The
2012 Critical Studies Seminar Series Hosted by the Departments of
Politics and International Studies & Sociology at Rhodes
University
Speaker: George Barrett, Department of Politics & International Relations, Rhodes University
Topic: Markets of Routine Exceptionalism: Peace Parks in Southern Africa
Venue:
Department of Politics & International Relations Seminar Room
Date
& Time: Friday 17 February 2012: 1:00 p.m - 2:30 p.m
Format: Ms Barrett will speak to her paper, which is
attached to this email, for twenty minutes following which questions
will be taken. It will be assumed that all participants have read the
attached paper.
This paper and the full programme for the first term will soon be loaded up at: http://www.ru.ac.za/politics/events/seminarseries/
Please not that the seminars are now being held in the Politics Department, on Fridays, and at lunchtime.
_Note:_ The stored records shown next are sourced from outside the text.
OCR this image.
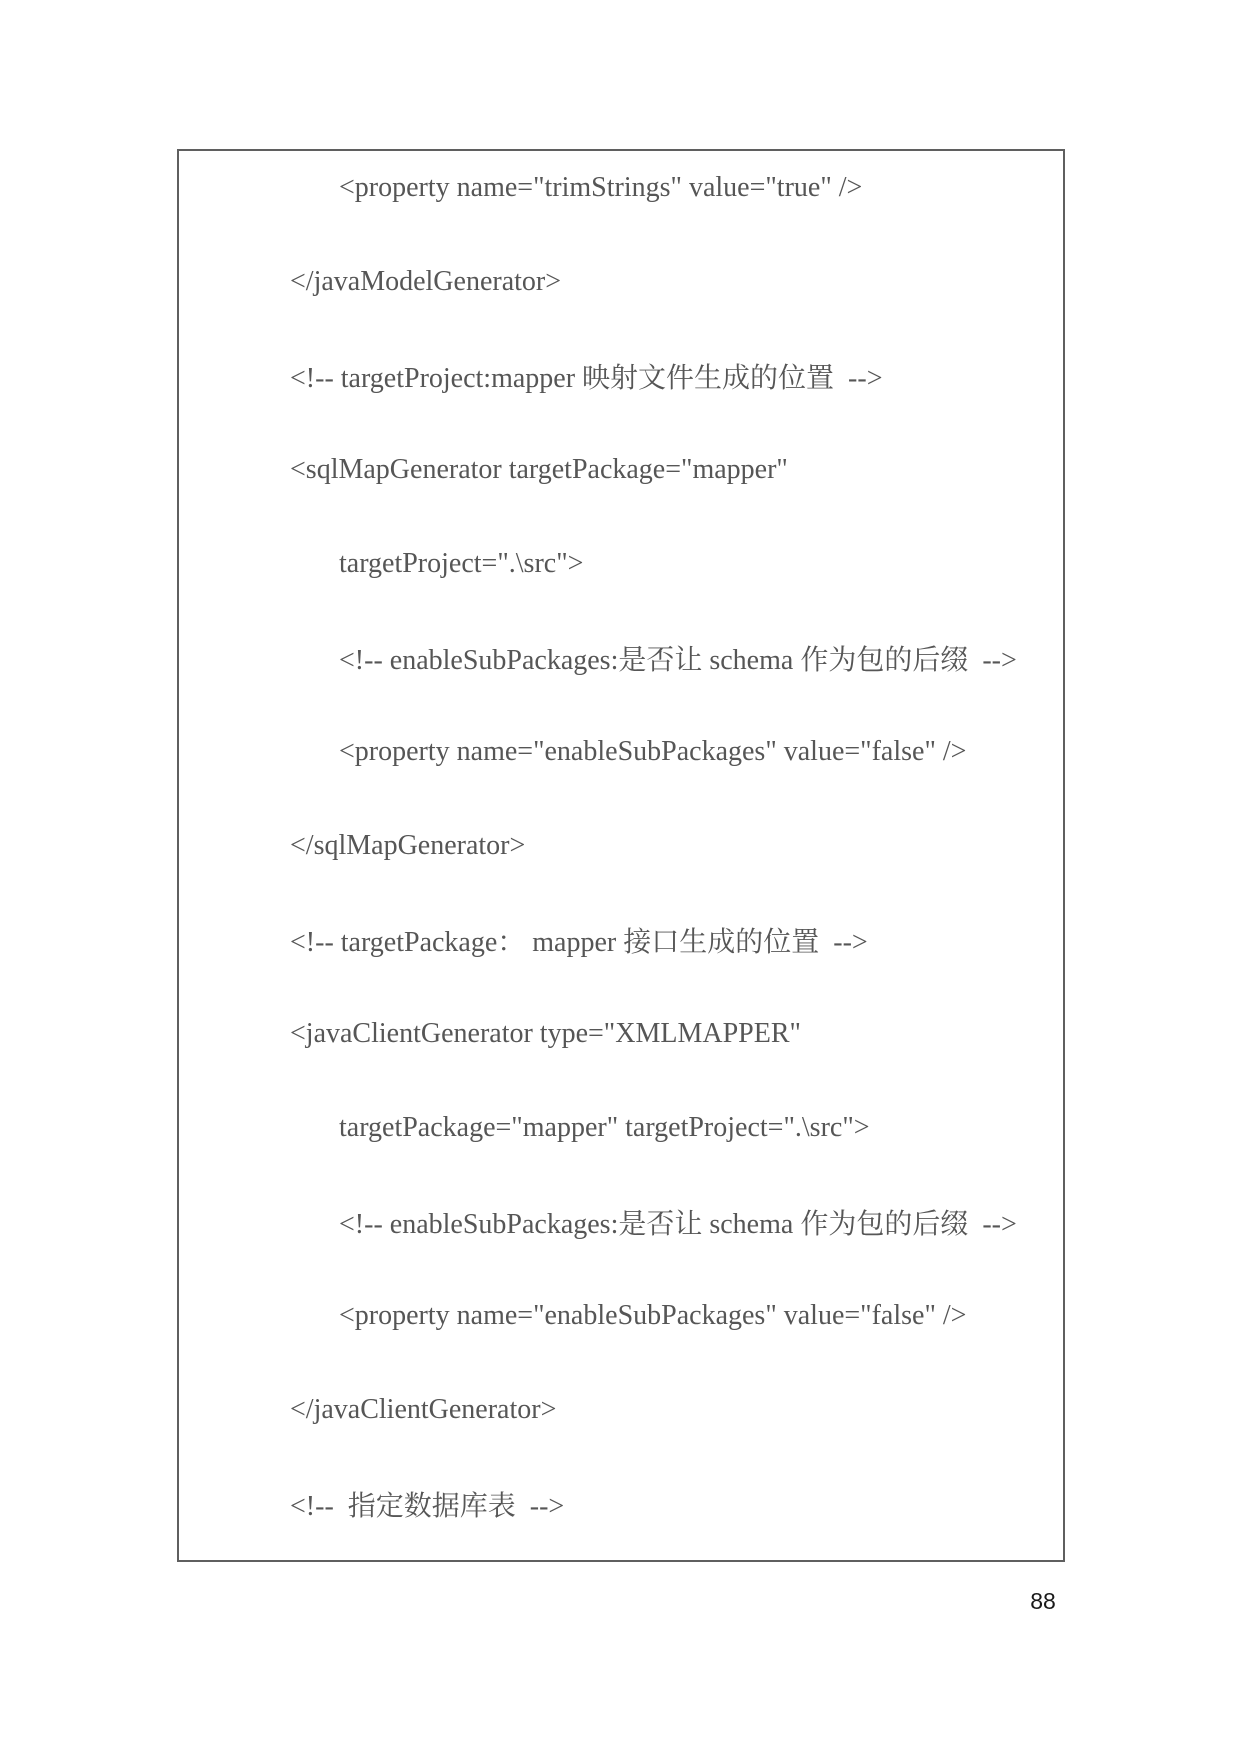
<property name="trimStrings" value="true" />
</javaModelGenerator>
<!-- targetProject:mapper 映射文件生成的位置  -->
<sqlMapGenerator targetPackage="mapper"
targetProject=".\src">
<!-- enableSubPackages:是否让 schema 作为包的后缀  -->
<property name="enableSubPackages" value="false" />
</sqlMapGenerator>
<!-- targetPackage： mapper 接口生成的位置  -->
<javaClientGenerator type="XMLMAPPER"
targetPackage="mapper" targetProject=".\src">
<!-- enableSubPackages:是否让 schema 作为包的后缀  -->
<property name="enableSubPackages" value="false" />
</javaClientGenerator>
<!--  指定数据库表  -->
88
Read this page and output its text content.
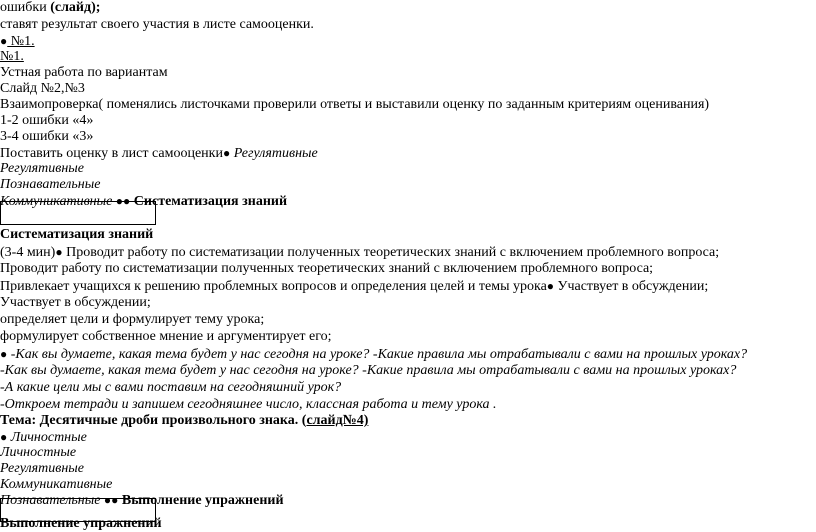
ошибки (слайд);
ставят результат своего участия в листе самооценки.
● №1.
№1.
Устная работа по вариантам
Слайд №2,№3
Взаимопроверка( поменялись листочками проверили ответы и выставили оценку по заданным критериям оценивания)
1-2 ошибки «4»
3-4 ошибки «3»
Поставить оценку в лист самооценки● Регулятивные
Регулятивные
Познавательные
Коммуникативные ●● Систематизация знаний
Систематизация знаний
(3-4 мин)● Проводит работу по систематизации полученных теоретических знаний с включением проблемного вопроса;
Проводит работу по систематизации полученных теоретических знаний с включением проблемного вопроса;
Привлекает учащихся к решению проблемных вопросов и определения целей и темы урока● Участвует в обсуждении;
Участвует в обсуждении;
определяет цели и формулирует тему урока;
формулирует собственное мнение и аргументирует его;
● -Как вы думаете, какая тема будет у нас сегодня на уроке? -Какие правила мы отрабатывали с вами на прошлых уроках?
-Как вы думаете, какая тема будет у нас сегодня на уроке? -Какие правила мы отрабатывали с вами на прошлых уроках?
-А какие цели мы с вами поставим на сегодняшний урок?
-Откроем тетради и запишем сегодняшнее число, классная работа и тему урока .
Тема: Десятичные дроби произвольного знака. (слайд№4)
● Личностные
Личностные
Регулятивные
Коммуникативные
Познавательные ●● Выполнение упражнений
Выполнение упражнений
AbstractAdvocates of southern African peace parks- transfrontier conservation areas- present a vision of a ‘boundless’ natural landscape transcendent of the violent cartography of sovereign statism in the region. Moreover, peace parks are constructed as vast biodiversity rich wildernesses inhabited by rare and precious fauna and flora and harmonious albeit scattered communities of ‘traditional’ African peoples. As such, the region’s frontiers symbolise exceptional spaces of opportunity; for ecosystem scale conservation, and emancipation through peace, community, and wealth for the region’s states and people. However, the economic imperative underpinning this exceptionalism- that of attracting large numbers of primarily foreign but also local wealthy tourists, cultural voyeurs and game hunters- means that peace parks are sites of continued reinvention, exploration, and adventure to meet the transient desires of the market. When viewed through the optic offered by international political sociology, the distinction between the peace parks ‘vision’ and the tangible reality is blurred. The former has become a powerful- albeit illusionary- space of exception where a select group of elite actors are able to dictate the means required to maintain the market imperative of the parks in the name of conservation and development. The maintenance of the vision however, necessitates increased control and management of the lived life of the place, which itself gives life to the vision. The exception is thus sustained through the routinisation of illiberal practices of inclusion and exclusion, control and surveillance in the management of the parks. Legitimated by global concerns about the security of the world’s ecological integrity and the survival of the neoliberal economic order, these practices are uncritically accepted as both necessary and desirable to sustain peace parks as an environmental and cultural commodity.